Quo vadis (para onde vais)

Quo vadis (para onde vais)

Edson Miranda*

03 de setembro de 2020 | 06h15

Edson Antonio Miranda. FOTO: ARQUIVO PESSOAL

A pandemia da covid começa sua rota de queda de contaminação. Infelizmente, batemos alguns recordes que nenhum orgulho nos trazem. A vida começa a caminhar para o “novo” normal. Na verdade, todos buscam a rotina do dia a dia que tínhamos antes da pandemia. Com certeza, muitas coisas serão diferentes a partir de agora.

Várias medidas sanitárias e econômicas foram implementadas para salvar vidas e para evitar o colapso econômico. Tivemos duas surpresas, as vidas perdidas foram elevadas, além dos contornos das primeiras previsões; a economia brasileira não foi à bancarrota.

Não há dúvida que o número oficial de infectados pela covid é muito inferior ao da realidade, pois não foram feitas testagens em massa. Por outro lado, o número de mortos, em decorrência do contágio da covid, é expressivo, qualquer que seja o parâmetro adotado: valores absolutos ou valores relativos.

Os entes federados, União, Estados e Municípios, investiram grandes somas nas medidas para o combate à covid e para salvar a economia. Eram providências necessárias. Isto não se discute, malgrado os desvios dos recursos emergenciais da saúde, que agora irrompem na imprensa. Lamentável. Chega a ser desumano desviar recursos públicos destinados para salvar vidas, para favorecimento próprio. É o mesmo que abarrotar o cofre com moedas cobertas de sangue.

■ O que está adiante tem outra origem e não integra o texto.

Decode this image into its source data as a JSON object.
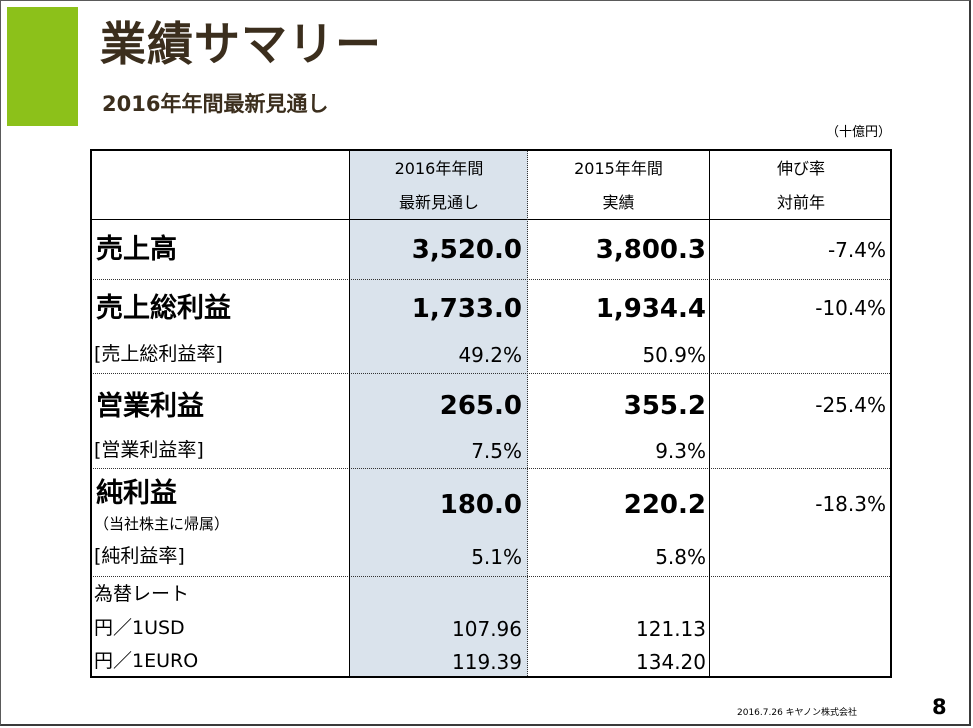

Contudo, agora o Brasil vive um outro dilema. No próximo ano deverá o governo federal cumprir o teto de gastos públicos, implantado pelo governo Temer por meio da emenda constitucional nº 95, e que conferiu credibilidade à administração pública do país, ou manda-se tudo às favas e gasta-se o que não tem, para garantir o crescimento da economia, mesmo que esse resultado não seja garantido.

Ora, não precisa ser um economista para saber que se o governo federal gastar além dos limites do teto de gastos públicos, terá que tomar mais dinheiro emprestado para cobrir o déficit nas contas. No curto prazo, pouco sentiremos os reflexos dessa conduta, no mínimo, irresponsável. Esse empréstimo terá que ser pago no longo prazo e qual a garantia que teremos recursos suficientes para fazer frente a essas despesas financeiras? A resposta é fácil: nenhuma garantia.

Há décadas que não nos socorremos do Fundo Monetário Internacional. O demonizado FMI que muitas vezes salvou o Brasil da quebra. A palavra moratória estava extinta do vocabulário da economia pública brasileira. Mas há a tentação de injetar bilhões na economia brasileira na esperança de sua expansão com prosperidade para todos.

No passado, nossos governantes implementaram medidas semelhantes e a conta foi paga nas décadas posteriores, levando-nos a longos períodos de estagnação econômica.

O bom senso indica que é hora de controlar rigorosamente as despesas e destinar os investimentos públicos com parcimônia e em áreas de extrema importância para a franca recuperação econômica.

Se for respeitado o teto de gastos públicos estar-se-á sinalizando ao mercado financeiro internacional, que o Brasil não quer se endividar e que deseja cumprir seus compromissos financeiros. Essa conduta gera credibilidade na comunidade internacional.

Nós ainda dependemos, e por muito tempo dependeremos de investidores internacionais, que trazem recursos que alavancam nossa economia. Se não geramos credibilidade, os investidores procuram outros mercados mais promissores e seguros.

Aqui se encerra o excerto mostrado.